As for content, it's a perfectly fine topic and I think they're safe. You're not blowing anyone away because you're basically just showing you studied history and political science, but the content won't really hurt you. I'm pretty confident you could come up with better topics to write about if you really thought introspectively about yourself, but some people are making the right call by just playing it safe. Only you know if that's you.

ETA: really only talking about the PS, didn't want to read the DS after seeing glaring writing style problems in the PS.




Alive97 wrote: Beyond the overly flowery language that others have mentioned, I'm not seeing a compelling narrative about YOU. All I'm seeing is that you studied the roots of America's democracy and judiciary, became enlightened as to the potential the law has, and were further motivated by the oppression experienced by some in China, who were not treated properly by China's legal system.
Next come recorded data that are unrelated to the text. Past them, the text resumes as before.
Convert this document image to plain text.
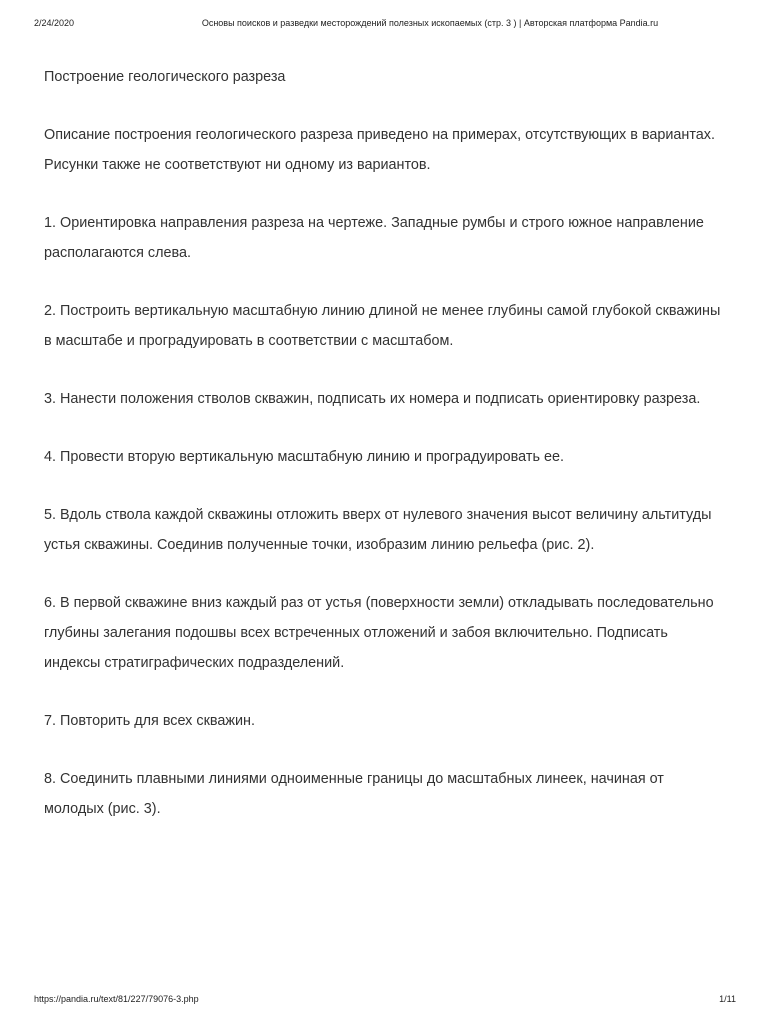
2/24/2020	Основы поисков и разведки месторождений полезных ископаемых (стр. 3 ) | Авторская платформа Pandia.ru

Построение геологического разреза

Описание построения геологического разреза приведено на примерах, отсутствующих в вариантах. Рисунки также не соответствуют ни одному из вариантов.

1. Ориентировка направления разреза на чертеже. Западные румбы и строго южное направление располагаются слева.

2. Построить вертикальную масштабную линию длиной не менее глубины самой глубокой скважины в масштабе и проградуировать в соответствии с масштабом.

3. Нанести положения стволов скважин, подписать их номера и подписать ориентировку разреза.

4. Провести вторую вертикальную масштабную линию и проградуировать ее.

5. Вдоль ствола каждой скважины отложить вверх от нулевого значения высот величину альтитуды устья скважины. Соединив полученные точки, изобразим линию рельефа (рис. 2).

6. В первой скважине вниз каждый раз от устья (поверхности земли) откладывать последовательно глубины залегания подошвы всех встреченных отложений и забоя включительно. Подписать индексы стратиграфических подразделений.

7. Повторить для всех скважин.

8. Соединить плавными линиями одноименные границы до масштабных линеек, начиная от молодых (рис. 3).

https://pandia.ru/text/81/227/79076-3.php	1/11
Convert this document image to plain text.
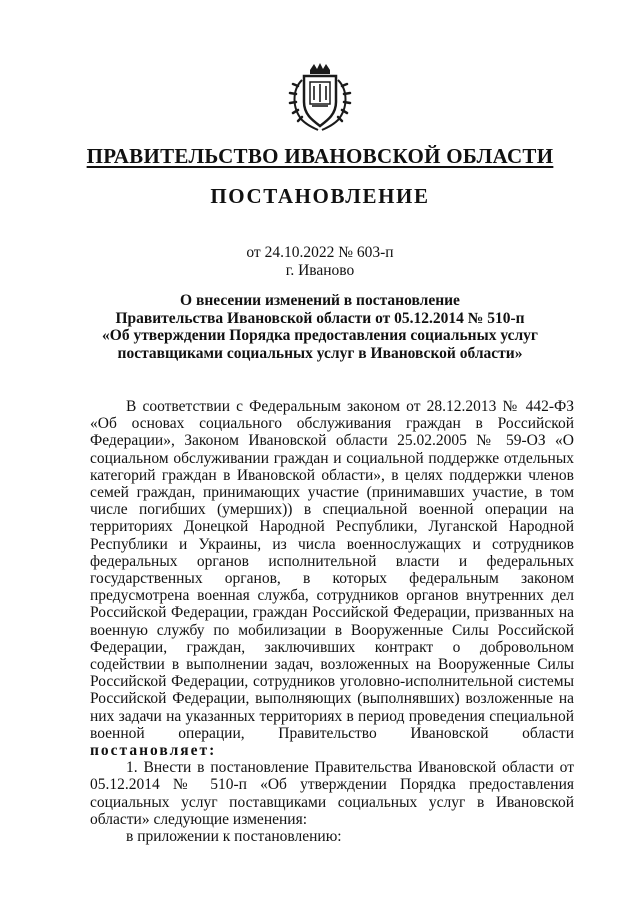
ПРАВИТЕЛЬСТВО ИВАНОВСКОЙ ОБЛАСТИ
ПОСТАНОВЛЕНИЕ
от 24.10.2022 № 603-п
г. Иваново
О внесении изменений в постановление
Правительства Ивановской области от 05.12.2014 № 510-п
«Об утверждении Порядка предоставления социальных услуг
поставщиками социальных услуг в Ивановской области»

В соответствии с Федеральным законом от 28.12.2013 № 442-ФЗ «Об основах социального обслуживания граждан в Российской Федерации», Законом Ивановской области 25.02.2005 № 59-ОЗ «О социальном обслуживании граждан и социальной поддержке отдельных категорий граждан в Ивановской области», в целях поддержки членов семей граждан, принимающих участие (принимавших участие, в том числе погибших (умерших)) в специальной военной операции на территориях Донецкой Народной Республики, Луганской Народной Республики и Украины, из числа военнослужащих и сотрудников федеральных органов исполнительной власти и федеральных государственных органов, в которых федеральным законом предусмотрена военная служба, сотрудников органов внутренних дел Российской Федерации, граждан Российской Федерации, призванных на военную службу по мобилизации в Вооруженные Силы Российской Федерации, граждан, заключивших контракт о добровольном содействии в выполнении задач, возложенных на Вооруженные Силы Российской Федерации, сотрудников уголовно-исполнительной системы Российской Федерации, выполняющих (выполнявших) возложенные на них задачи на указанных территориях в период проведения специальной военной операции, Правительство Ивановской области постановляет:

1. Внести в постановление Правительства Ивановской области от 05.12.2014 № 510-п «Об утверждении Порядка предоставления социальных услуг поставщиками социальных услуг в Ивановской области» следующие изменения:

в приложении к постановлению:
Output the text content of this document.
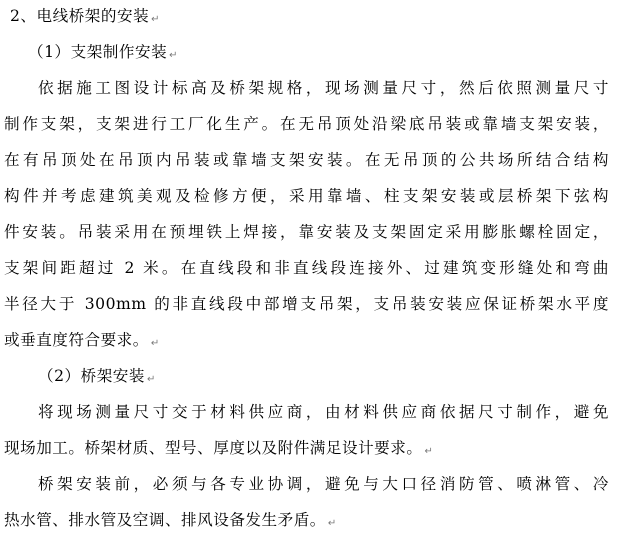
2、电线桥架的安装 ↵
（1）支架制作安装 ↵
依据施工图设计标高及桥架规格，现场测量尺寸，然后依照测量尺寸
制作支架，支架进行工厂化生产。在无吊顶处沿梁底吊装或靠墙支架安装，
在有吊顶处在吊顶内吊装或靠墙支架安装。在无吊顶的公共场所结合结构
构件并考虑建筑美观及检修方便，采用靠墙、柱支架安装或层桥架下弦构
件安装。吊装采用在预埋铁上焊接，靠安装及支架固定采用膨胀螺栓固定，
支架间距超过 2 米。在直线段和非直线段连接外、过建筑变形缝处和弯曲
半径大于 300mm 的非直线段中部增支吊架，支吊装安装应保证桥架水平度
或垂直度符合要求。 ↵
（2）桥架安装 ↵
将现场测量尺寸交于材料供应商，由材料供应商依据尺寸制作，避免
现场加工。桥架材质、型号、厚度以及附件满足设计要求。 ↵
桥架安装前，必须与各专业协调，避免与大口径消防管、喷淋管、冷
热水管、排水管及空调、排风设备发生矛盾。 ↵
Were you or your ancestors part of the oppressed group in China? Is there a connection between those oppressed people and the American legal system? Are you going to go to China and improve the rule of law there? Are you at risk of experiencing the same kind of oppression?

What I'm getting at is that the content is too abstract, without enough of a connection to you. If your point is that you are motivated by the potential for effective legal recourse to remedy situations like that one in China, that might be workable, but make more of a connection to yourself/your family/your heritage.



Thank you guys for all the inputs. It seems you all share similar opinions on a lot of my problems.Will be working on those

User avatar
daiff
Posts: 36
Joined: Wed Dec 28, 2016 2:34 am

Re: Beg For Harsh Critique PS+DS

Postby daiff » Tue Aug 15, 2017 7:34 am

cavalier1138 wrote:Personal Statement
-Vague, pretentious, and generally pointless. I have literally no idea what the theme is after two close read-throughs. That's a problem.

-Quit it with the generalities about "facilitating justice". If that's your interest, then you need to hammer out the specifics.

-Every sentence looks like it was fed through a thesaurus. There are little hints throughout that English is not your first language, so that's understandable. But this is supposed to be a personal statement, and the phrasing is far too lofty. To add to this, some of the word choice is just awkward and unwieldy.

-Overall, a lot of the problems will probably get fixed when you find something to focus on. Because this thing is all over the place right now.

Diversity Statement
-I literally have no idea why you wrote a diversity statement. All I got from this was that you have a family and competed in track and field. That's not diversity. If you're Chinese, then that's something worth highlighting, but it absolutely doesn't come through.

-If you do rewrite this, it needs to be much, much, much, much shorter. But as it is, you should just cut it entirely.


For the DS, I think I want to use some of my background and experiences as an opening. But being a Chinese is not the point I want to highlight. I intend to show how I reacted in my past situations, and I wish what I worked should reflect some of my qualities. Its the character that I want to show. Sorry it didn't come through.

cavalier1138
Posts: 4483
Joined: Fri Mar 25, 2016 8:01 pm

Re: Beg For Harsh Critique PS+DS

Postby cavalier1138 » Tue Aug 15, 2017 8:03 am

daiff wrote:For the DS, I think I want to use some of my background and experiences as an opening. But being a Chinese is not the point I want to highlight. I intend to show how I reacted in my past situations, and I wish what I worked should reflect some of my qualities. Its the character that I want to show. Sorry it didn't come through.


Then don't write a diversity statement. A DS is a purely optional paper that should only be used to highlight any ways in which you are diverse from the average law school applicant. If you're not going to highlight your Chinese heritage, then there's absolutely no point in writing a DS.